In conclusion, this study surveyed the ICF categories that are important for adults with CP from experts’ perspectives worldwide. The experts identified a wide diversity of ICF categories and, overall, highlighted the importance of person-environment interactions, noting in particular pain, employment, and accessible design of buildings. Together with all preparatory studies, the present results will help to reach a consensus on an ICF Core Set for adults with CP.

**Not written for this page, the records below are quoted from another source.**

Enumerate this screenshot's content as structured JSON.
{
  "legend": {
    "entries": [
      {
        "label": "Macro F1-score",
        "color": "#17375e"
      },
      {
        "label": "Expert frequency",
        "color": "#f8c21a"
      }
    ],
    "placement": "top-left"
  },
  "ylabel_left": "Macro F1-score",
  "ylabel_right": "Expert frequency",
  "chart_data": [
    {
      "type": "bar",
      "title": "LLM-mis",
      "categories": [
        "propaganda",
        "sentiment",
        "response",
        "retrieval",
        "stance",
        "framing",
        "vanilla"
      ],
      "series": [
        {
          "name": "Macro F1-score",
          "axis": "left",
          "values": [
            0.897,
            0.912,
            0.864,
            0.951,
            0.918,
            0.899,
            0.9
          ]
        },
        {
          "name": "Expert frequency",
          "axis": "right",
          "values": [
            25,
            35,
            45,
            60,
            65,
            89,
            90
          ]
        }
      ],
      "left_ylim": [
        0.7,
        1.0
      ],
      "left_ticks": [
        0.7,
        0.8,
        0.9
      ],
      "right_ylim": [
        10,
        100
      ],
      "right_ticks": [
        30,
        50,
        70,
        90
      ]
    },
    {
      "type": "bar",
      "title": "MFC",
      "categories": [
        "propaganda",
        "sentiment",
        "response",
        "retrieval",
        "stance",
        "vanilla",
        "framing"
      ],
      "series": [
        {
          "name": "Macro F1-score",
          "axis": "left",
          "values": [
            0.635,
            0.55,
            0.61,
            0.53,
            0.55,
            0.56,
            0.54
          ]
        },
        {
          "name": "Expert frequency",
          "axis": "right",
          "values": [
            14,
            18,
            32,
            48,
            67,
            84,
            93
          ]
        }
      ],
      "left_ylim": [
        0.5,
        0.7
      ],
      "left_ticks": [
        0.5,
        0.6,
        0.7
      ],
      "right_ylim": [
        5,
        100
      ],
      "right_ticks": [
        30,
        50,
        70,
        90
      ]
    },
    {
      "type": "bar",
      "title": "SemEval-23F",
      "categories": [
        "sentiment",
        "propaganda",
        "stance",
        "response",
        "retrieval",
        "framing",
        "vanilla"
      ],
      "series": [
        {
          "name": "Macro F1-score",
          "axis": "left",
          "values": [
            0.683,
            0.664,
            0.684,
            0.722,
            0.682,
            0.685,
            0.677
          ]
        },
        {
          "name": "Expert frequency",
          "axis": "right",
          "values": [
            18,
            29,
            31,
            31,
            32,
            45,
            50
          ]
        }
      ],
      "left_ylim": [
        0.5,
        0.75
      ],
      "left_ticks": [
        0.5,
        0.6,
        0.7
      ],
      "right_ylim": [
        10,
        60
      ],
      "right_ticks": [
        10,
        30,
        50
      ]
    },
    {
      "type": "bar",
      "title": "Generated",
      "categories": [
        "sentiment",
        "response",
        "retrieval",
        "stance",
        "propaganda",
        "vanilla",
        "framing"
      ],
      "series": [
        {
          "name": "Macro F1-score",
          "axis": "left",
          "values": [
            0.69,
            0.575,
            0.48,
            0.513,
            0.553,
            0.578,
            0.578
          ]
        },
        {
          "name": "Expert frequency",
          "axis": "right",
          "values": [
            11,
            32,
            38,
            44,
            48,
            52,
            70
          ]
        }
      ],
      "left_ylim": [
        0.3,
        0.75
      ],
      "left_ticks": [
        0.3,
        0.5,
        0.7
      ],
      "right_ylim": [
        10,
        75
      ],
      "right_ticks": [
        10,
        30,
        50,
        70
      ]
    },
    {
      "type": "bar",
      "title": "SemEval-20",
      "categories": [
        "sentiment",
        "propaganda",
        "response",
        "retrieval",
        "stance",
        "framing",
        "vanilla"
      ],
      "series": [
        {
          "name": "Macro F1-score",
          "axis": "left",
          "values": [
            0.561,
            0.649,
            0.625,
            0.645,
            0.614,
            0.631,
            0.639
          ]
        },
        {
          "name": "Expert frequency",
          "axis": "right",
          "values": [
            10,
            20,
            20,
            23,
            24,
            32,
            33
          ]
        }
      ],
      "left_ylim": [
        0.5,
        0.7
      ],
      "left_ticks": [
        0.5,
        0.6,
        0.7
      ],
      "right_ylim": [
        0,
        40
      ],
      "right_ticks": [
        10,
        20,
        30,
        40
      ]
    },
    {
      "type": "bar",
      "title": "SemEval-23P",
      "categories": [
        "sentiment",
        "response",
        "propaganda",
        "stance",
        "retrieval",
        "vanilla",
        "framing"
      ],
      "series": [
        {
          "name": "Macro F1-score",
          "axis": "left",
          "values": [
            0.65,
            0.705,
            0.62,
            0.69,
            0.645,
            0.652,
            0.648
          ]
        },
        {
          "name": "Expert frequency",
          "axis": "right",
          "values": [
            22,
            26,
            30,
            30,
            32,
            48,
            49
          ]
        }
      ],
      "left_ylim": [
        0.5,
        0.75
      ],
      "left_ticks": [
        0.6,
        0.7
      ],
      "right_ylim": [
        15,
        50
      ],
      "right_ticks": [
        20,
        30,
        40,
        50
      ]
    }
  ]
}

The authors thank Dr Maria Amparo Martínez-Assucena, Dr Agnies Van Eeghen, Dr Joyce L. Benner, Dr Nelleke Langerak, Dr Nienke Ter Hoeve and Dr Marloes Van Gorp for recruitment of participants; Dr Marloes Van Gorp and Dr Wit Wichaidit for their support in data analysis; David Patterson for proofreading, and all expert participants for responding to the survey with their valuable information. In alphabetical order, the experts who agreed to be acknowledged in the publication are Alriksson-Schmidt, Ann; Alva, Rajitha; Alvarelhão, Joaquim; Ankam, Nethra; Arroyo Riaño, Maria Olga; Avellanet, Mercè; Aydin, Resa; Ayllon, Carolina; Benner Joyce L; Biedermann-Villagra, Tamara; Binha, Anny Michelly P; Breen, Amanda; Canavese, Federico; Cassidy, Caitlin; Chambers, Hank; Chanubol, Ratanapat; Dalivigka, Zoi; De Groote, Wouter; De Lattre, Capucine; De Torres, Irene; Dehkordi, Noorizadeh Shohreh; Engel, Joyce M; Gaebler-Spira, Deborah; Gettings, Jill; Gopalaswamy, Shashikala; Green, Michael; Guttman, Dafna; Harnphadungkit, Kamontip; Himmelmann, Kate; Hurvitz, Edward A; Imms, Christine; Jacobson, Dan; Jahnsen, Reidun; Jonsson, Ulrica; Joshi, Kirti; Klemetsen, Maria C; Labhard, Susan; Langerak, Nelleke; Leelasamran, Wipawan; Lewis, Kaitlin; Martínez-Assucena, Maria Amparo; Martinez-Moreno, Mercedes; Mateos Segura, Carmen; McGahey, Ailish; McIntyre, Sarah; McPhee, Patrick; McPherson, Vari; Mitsiokapa, Evanthia A; Montoliu Peco, Celia; Morgan, Prue; Musabyemariya, Ines; Okholm, Anne; Opheim, Arve; Otom, Ali H; Paternostro-Sluga, Tatjana; Pedersen, Jessica; Ples-Evangelista, Teresita Joy; Pueyo, Roser; Pyrgeli, Maria; Riberto, Marcelo; Rodby Bousquet, Elisabet; Rosen, Lauren E; Rožkalne, Zane; Sharp, Nicole; Shrader, M Wade; Silveira, Valéria Cassefo; Su, Ivan YW; Sungkar, Ellyana; Thorpe, Deborah E; Thoumie, Philippe; Tipchatyotin, Suttipong; Vázquez Guimaraens, Maria; Vetra, Anita; Vivattanasath, Autcharee; Vogtle, Laura K; Von Heijne, Monica; Wasiquallah Sedeqi, Khujah; and Zorowitz, Richard.
The authors have no conflicts of interest to declare.